Beispiel: Wer also die GRÜNEn statt der Tierschutzpartei wählt, schadet so gut wie gar nicht der AfD, aber durchaus sehr der Tierschutzpartei und vor allem auch SPD und Linken. Denn der mögliche zusätzliche Sitz für die GRÜNEn wird rechnerisch nur zum sehr kleinen Teil bei der AfD abgezogen.

Warum also wird trotzdem vor jeder Wahl wieder dazu aufgerufen, keine kleinen Parteien zu wählen? Wir vermuten:

  1. Die Mathematik und reale Wirkung der Sitzverteilung sind nicht bekannt.
  2. Es können teilweise auch Kampagnen sein, um gezielt die kleinen Parteien langfristig klein zu halten. Die Angst vor einem Rechtsruck, der angeblich bekämpft würde, wird lediglich instrumentalisiert.
  3. Wenn man eine der großen Parteien favorisiert oder dort Mitglied ist, glaubt man fälschlich „die Prozente der kleinen Parteien fehlen meiner Partei!“ und übersieht dabei aber, dass die große Masse an Wechselwähler:innen nicht bei den kleinen Parteien zu finden sind, sondern bei den Nichtwähler:innen und insbesondere bei den anderen großen Parteien.

Beispiel: Zur Landtagswahl in Thüringen 2019 hatte DIE LINKE einen Zustrom von 165.000 Stimmen. Aber lediglich 3.000 kamen von den „Sonstigen“, hingegen aber allein von der CDU 27.000 Stimmen.

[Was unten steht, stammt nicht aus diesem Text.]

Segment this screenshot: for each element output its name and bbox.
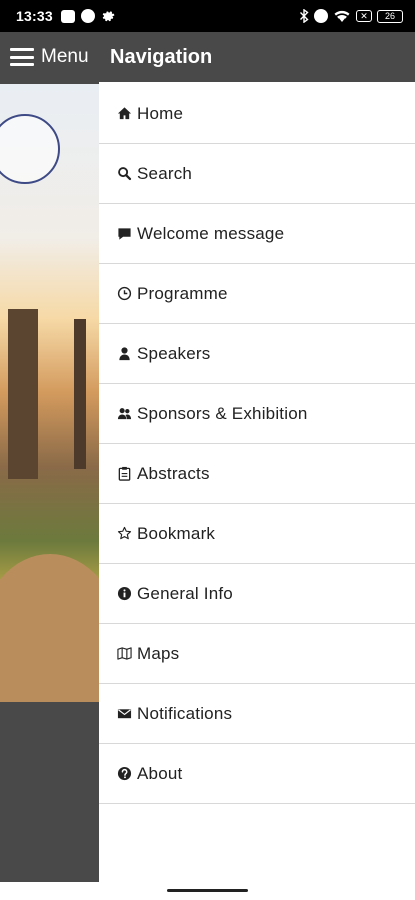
info-icon <box>116 586 132 602</box>
nav-item-label: Search <box>137 163 193 183</box>
nav-item-programme[interactable]: Programme <box>99 264 415 324</box>
question-icon <box>116 766 132 782</box>
nav-item-label: Maps <box>137 643 180 663</box>
status-left-icons <box>60 9 115 23</box>
clipboard-icon <box>116 466 132 482</box>
spire <box>74 319 86 469</box>
menu-toggle-button[interactable]: Menu <box>0 32 99 82</box>
nav-item-abstracts[interactable]: Abstracts <box>99 444 415 504</box>
vibrate-icon <box>314 9 328 23</box>
map-icon <box>116 646 132 662</box>
navigation-header: Navigation <box>99 32 415 82</box>
nav-item-label: Notifications <box>137 703 233 723</box>
nav-item-label: Bookmark <box>137 523 216 543</box>
nav-item-label: Sponsors & Exhibition <box>137 403 308 423</box>
message-icon <box>116 226 132 242</box>
nav-item-notifications[interactable]: Notifications <box>99 684 415 744</box>
hill <box>0 554 99 702</box>
nav-item-bookmark[interactable]: Bookmark <box>99 504 415 564</box>
status-right-icons: ✕ 26 <box>299 9 403 23</box>
status-bar: 13:33 ✕ 26 <box>0 0 415 32</box>
status-time: 13:33 <box>16 8 53 24</box>
nav-item-label: About <box>137 763 183 783</box>
settings-gear-icon <box>101 9 115 23</box>
navigation-menu: Home Search Welcome message Programme Sp… <box>99 84 415 804</box>
no-sim-icon: ✕ <box>356 10 372 22</box>
gesture-navigation-bar[interactable] <box>167 889 248 892</box>
background-panel: Menu <box>0 32 99 882</box>
star-icon <box>116 526 132 542</box>
wifi-icon <box>333 9 351 23</box>
nav-item-home[interactable]: Home <box>99 84 415 144</box>
nav-item-welcome-message[interactable]: Welcome message <box>99 204 415 264</box>
clock-tower <box>8 309 38 479</box>
edinburgh-photo <box>0 84 99 702</box>
search-icon <box>116 166 132 182</box>
home-icon <box>116 106 132 122</box>
navigation-title: Navigation <box>110 45 213 68</box>
nav-item-maps[interactable]: Maps <box>99 624 415 684</box>
nav-item-general-info[interactable]: General Info <box>99 564 415 624</box>
notes-icon <box>60 9 75 23</box>
battery-icon: 26 <box>377 9 403 23</box>
nav-item-label: Home <box>137 103 184 123</box>
nav-item-label: Programme <box>137 283 228 303</box>
nav-item-label: Abstracts <box>137 463 210 483</box>
nav-item-label: Speakers <box>137 343 211 363</box>
app-notification-icon <box>80 9 95 23</box>
nav-item-about[interactable]: About <box>99 744 415 804</box>
clock-icon <box>116 286 132 302</box>
nav-item-search[interactable]: Search <box>99 144 415 204</box>
nav-item-sponsors-exhibition[interactable]: Sponsors & Exhibition <box>99 384 415 444</box>
users-icon <box>116 406 132 422</box>
hamburger-icon <box>10 48 34 66</box>
conference-logo-icon <box>0 114 60 184</box>
nav-item-label: General Info <box>137 583 233 603</box>
menu-label: Menu <box>41 46 89 67</box>
nav-item-speakers[interactable]: Speakers <box>99 324 415 384</box>
envelope-icon <box>116 706 132 722</box>
user-icon <box>116 346 132 362</box>
nav-item-label: Welcome message <box>137 223 285 243</box>
bluetooth-icon <box>299 9 309 23</box>
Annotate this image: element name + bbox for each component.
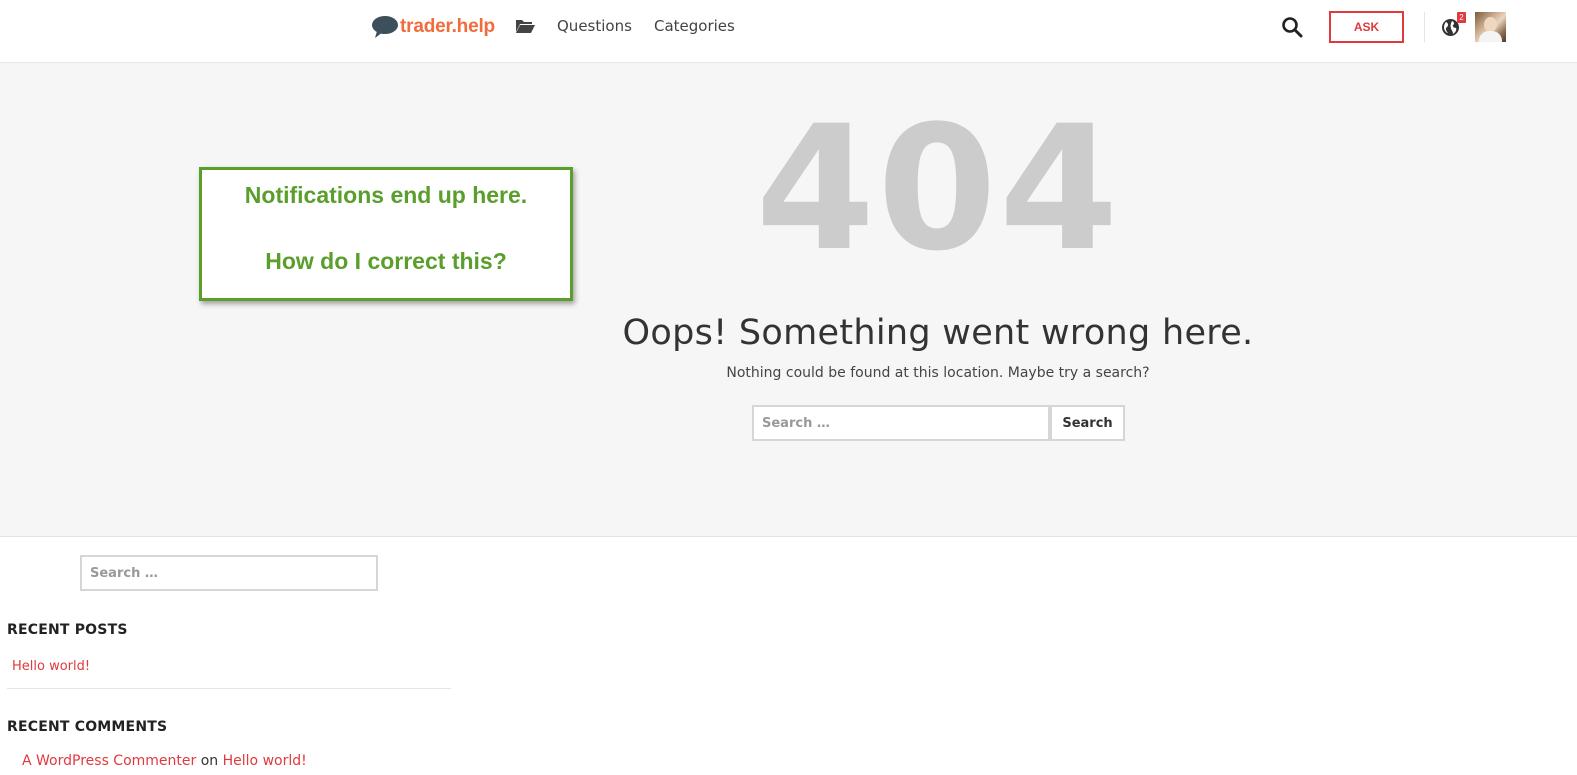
recent-post-link[interactable]: Hello world! [12, 659, 90, 674]
site-header: trader.help Questions Categories ASK 2 [0, 0, 1577, 63]
ask-button[interactable]: ASK [1329, 11, 1404, 43]
folder-icon[interactable] [515, 18, 535, 34]
notification-badge[interactable]: 2 [1457, 12, 1466, 23]
recent-comment-item: A WordPress Commenter on Hello world! [22, 753, 307, 769]
annotation-line-2: How do I correct this? [265, 248, 507, 274]
comment-author-link[interactable]: A WordPress Commenter [22, 753, 196, 769]
logo-bubble-icon [372, 16, 398, 38]
comment-joiner: on [200, 753, 219, 769]
recent-comments-title: RECENT COMMENTS [7, 719, 168, 735]
site-logo[interactable]: trader.help [371, 13, 495, 41]
comment-post-link[interactable]: Hello world! [223, 753, 307, 769]
nav-questions[interactable]: Questions [557, 17, 632, 35]
avatar[interactable] [1475, 12, 1506, 42]
hero-search-button[interactable]: Search [1050, 405, 1125, 441]
widget-divider [7, 688, 451, 689]
annotation-box: Notifications end up here. How do I corr… [199, 167, 573, 301]
avatar-face [1484, 17, 1497, 32]
hero-search-input[interactable] [752, 405, 1050, 441]
avatar-body [1479, 31, 1502, 42]
annotation-line-1: Notifications end up here. [244, 182, 528, 208]
nav-categories[interactable]: Categories [654, 17, 735, 35]
error-subtitle: Nothing could be found at this location.… [726, 365, 1150, 381]
error-title: Oops! Something went wrong here. [622, 313, 1254, 353]
sidebar-search-input[interactable] [80, 555, 378, 591]
header-divider [1424, 12, 1425, 42]
search-icon[interactable] [1281, 16, 1303, 38]
recent-posts-title: RECENT POSTS [7, 622, 128, 638]
logo-text: trader.help [400, 16, 495, 37]
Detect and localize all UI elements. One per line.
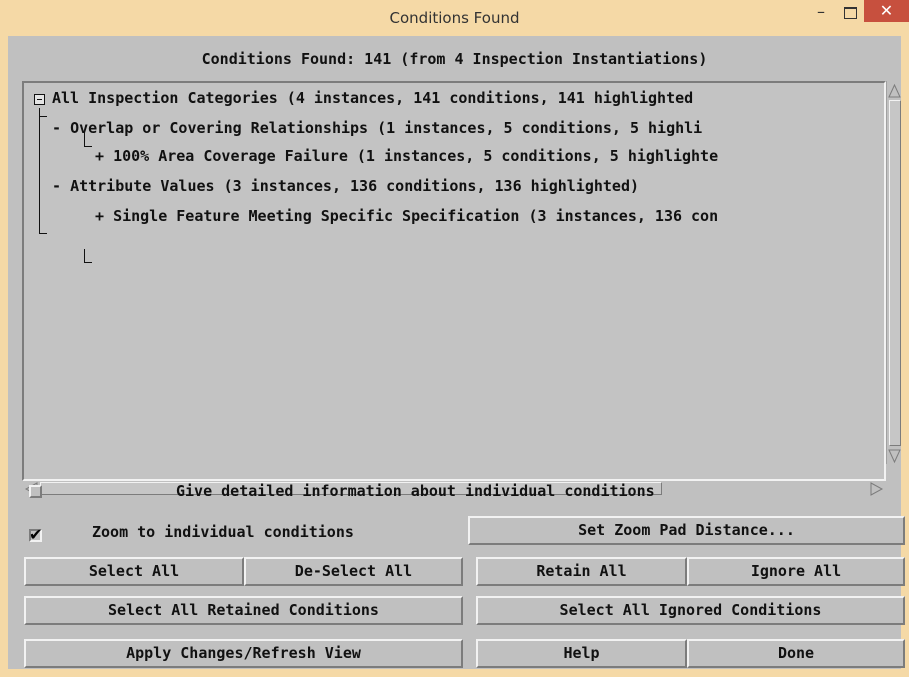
title-bar[interactable]: Conditions Found – ✕ — [0, 0, 909, 36]
check-icon: ✔ — [29, 525, 43, 544]
retain-all-button[interactable]: Retain All — [476, 557, 687, 586]
deselect-all-button[interactable]: De-Select All — [244, 557, 463, 586]
zoom-label: Zoom to individual conditions — [92, 523, 354, 541]
set-zoom-pad-button[interactable]: Set Zoom Pad Distance... — [468, 516, 905, 545]
select-ignored-button[interactable]: Select All Ignored Conditions — [476, 596, 905, 625]
conditions-found-window: Conditions Found – ✕ Conditions Found: 1… — [0, 0, 909, 677]
tree-connector-line — [39, 116, 47, 117]
tree-node-label: Single Feature Meeting Specific Specific… — [113, 207, 719, 225]
close-button[interactable]: ✕ — [864, 0, 909, 22]
tree-connector-line — [84, 146, 92, 147]
tree-node-single-feature[interactable]: + Single Feature Meeting Specific Specif… — [95, 207, 718, 225]
done-button[interactable]: Done — [687, 639, 905, 668]
tree-node-prefix: - — [52, 119, 71, 137]
help-button[interactable]: Help — [476, 639, 687, 668]
tree-node-label: All Inspection Categories (4 instances, … — [52, 89, 694, 107]
collapse-toggle-icon[interactable] — [34, 94, 45, 105]
detailed-info-checkbox[interactable] — [29, 485, 42, 498]
tree-node-root[interactable]: All Inspection Categories (4 instances, … — [52, 89, 693, 107]
tree-node-attribute-values[interactable]: - Attribute Values (3 instances, 136 con… — [52, 177, 639, 195]
maximize-icon — [843, 7, 857, 19]
tree-connector-line — [84, 249, 85, 262]
tree-connector-line — [39, 233, 47, 234]
detailed-info-label: Give detailed information about individu… — [176, 482, 655, 500]
scroll-right-icon[interactable] — [870, 481, 884, 497]
vertical-scroll-thumb[interactable] — [889, 100, 901, 446]
apply-refresh-button[interactable]: Apply Changes/Refresh View — [24, 639, 463, 668]
tree-node-prefix: + — [95, 207, 114, 225]
window-title: Conditions Found — [389, 9, 520, 27]
vertical-scrollbar[interactable] — [886, 81, 901, 464]
tree-node-prefix: - — [52, 177, 71, 195]
scroll-down-icon[interactable] — [888, 449, 901, 464]
tree-node-label: Attribute Values (3 instances, 136 condi… — [70, 177, 640, 195]
ignore-all-button[interactable]: Ignore All — [687, 557, 905, 586]
tree-node-label: Overlap or Covering Relationships (1 ins… — [70, 119, 703, 137]
scroll-up-icon[interactable] — [888, 83, 901, 98]
tree-connector-line — [84, 262, 92, 263]
select-all-button[interactable]: Select All — [24, 557, 244, 586]
tree-node-area-coverage[interactable]: + 100% Area Coverage Failure (1 instance… — [95, 147, 718, 165]
minimize-button[interactable]: – — [806, 2, 836, 28]
condition-tree-view[interactable]: All Inspection Categories (4 instances, … — [22, 81, 886, 481]
select-retained-button[interactable]: Select All Retained Conditions — [24, 596, 463, 625]
conditions-found-heading: Conditions Found: 141 (from 4 Inspection… — [201, 50, 708, 68]
tree-node-overlap[interactable]: - Overlap or Covering Relationships (1 i… — [52, 119, 702, 137]
zoom-checkbox[interactable]: ✔ — [29, 525, 42, 544]
tree-node-label: 100% Area Coverage Failure (1 instances,… — [113, 147, 719, 165]
maximize-button[interactable] — [836, 4, 864, 30]
dialog-client-area: Conditions Found: 141 (from 4 Inspection… — [8, 36, 905, 669]
tree-node-prefix: + — [95, 147, 114, 165]
tree-connector-line — [39, 108, 40, 234]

Anderes Beispiel: Zur Bundestagswahl 2021 gewannen die GRÜNEn 4,33 Millionen Stimmen hinzu, aber nur 0,27 Millionen Stimmen kamen von den „Sonstigen“. Also nur winzige 6 % Anteil am zu gewinnenden Stimmenpotenzial der GRÜNEn liegt bei den kleinen Parteien und darunter nochmal nur ein Bruchteil bei der Tierschutzpartei. Hingegen kamen allein von der CDU mehr als 1 Million Stimmen!

Wenn GRÜNE und DIE LINKE also Stimmen hinzugewinnen sollen, sollten vielmehr Kampagnen gegen die anderen großen Parteien geführt werden – und zwar inhaltlich und nicht übers Wahlsystem – sowie bei den Nichtwähler:innen.

Kampagnen gegen die kleinen Parteien sind in ihrem Charakter lediglich antidemokratisch und von ihrer Wirkung für die großen Parteien sehr ineffektiv, aber für die kleinen Parteien existenzbedrohend. Und der AfD schaden sie so gut wie gar nicht.

Die kleinen Parteien können sich aber im Vergleich zu den millionenschweren Budgets der großen Parteien weniger wehren gegen solche Kampagnen, da sie nicht über die gleichen finanziellen Mittel verfügen wie die großen Parteien. Die schädlichen Kampagnen werden nämlich teilweise mit viel Geld geführt.

So schaltet CAMPACT aktuell sogar Anzeigen gegen uns, die bei Google angezeigt werden, wenn man nach der Tierschutzpartei sucht. Es gibt **keinerlei** gezielte Anzeigenkampagne **für** demokratische Parteien. Und auch **keine gegen** die AfD, gegen das BSW oder gegen CDU/CSU – sondern ausschließlich nur gegen Volt und die Tierschutzpartei!

Campact attackiert also genau die beiden Parteien, die es sich zur Aufgabe gemacht haben, die Versäumnisse der Regierung im Bereich Klima- sowie Tierschutz am stimmkräftigsten anzumahnen. Campact legt sich mit ihrer Kampagne aber ganz bewusst nicht mit tatsächlich zukunftsgefährdenden Parteien wie CDU oder BSW an, obwohl dort viel mehr Potenzial für Wechselstimmen hin zu Grünen und Linken liegt.

Dieser zutiefst unfaire Eingriff in demokratische Wahlen und in die Parteienlandschaft ist strikt abzulehnen und muss umgehend aufhören. Diese Kampagnen schaden der Demokratie und beschädigen insbesondere auch dringend notwendige strategische Kooperationspartnerinnen auf kommunaler (und europäischer) Ebene. Denn ohne Tierschutzpartei & Co. fehlen den großen demokratischen Parteien wichtige Bündnispartnerinnen gegen die AfD in den Gemeinden.

Schon sehr bald kann diese gezielte Kampagne zur Ausschaltung kleiner Parteien zum Bumerang werden und leider ungewollt demokratische Mehrheiten verhindern.